Northerners are 30 per cent more likely to have their limb amputated than southerners, statistics suggest.

In London the major amputation rate is 11 per cent below the national average, but 21 per cent above in the North West.

Vascular-related disease is the leading cause of death and limb loss in the UK. Fatty deposits build up in arteries and interrupt the flow of blood around the body causing heart attacks, strokes and dementia - as well as being the cause for many amputations on legs and feet.

Ms Hardy cited the situation in Hull where there has recently been a 22 per cent increase in major amputations procedures - mainly below-knee- or above-knee - along with a 26 per cent increase in minor amputations.

Patients in Hull with an ulcer were 75 per cent more likely to have a major amputation than the England average.

She is calling for more investment in services locally along with academic vascular surgeon Dan Carradice, who wants a new unit built at Castle Hill Hospital in nearby Cottingham to cope with the rise in demand.

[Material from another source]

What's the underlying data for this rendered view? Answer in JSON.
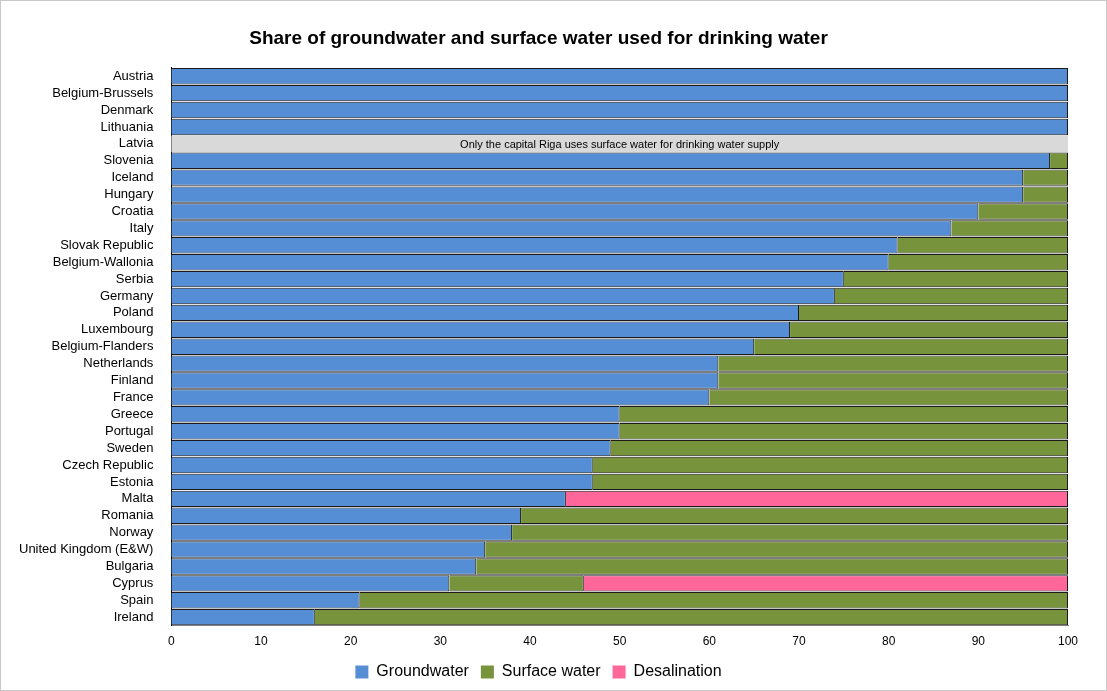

Mr Carradice said the rapidly increasing volume and complexity of patients with vascular disease - linked to an aging population, and the epidemics of diabetes and obesity - had outstripped limited resources.

He said: "Investment in vascular services has not been able to keep pace with this silent, growing crisis and I fear that patient outcomes will continue to deteriorate despite the tremendous efforts made by all my colleagues.

"There is an urgent need for the Government to review and increase their commitment and investment in vascular services nationally with hopes of addressing regional disparities in investment and health outcomes.”

Mr Carradice said there was a lack of room to expand at Hull Royal Infirmary.

He said: "A purpose-built Vascular Unit at the Castle Hill Hospital would allow the vascular service to grow and meet the needs of the people of Hull.

"Such a development would open the doors to address many other shortfalls, including workforce deficits and availability of specialised, live-saving equipment.

"More details on this proposal, including costings for this development will be available in the coming weeks.”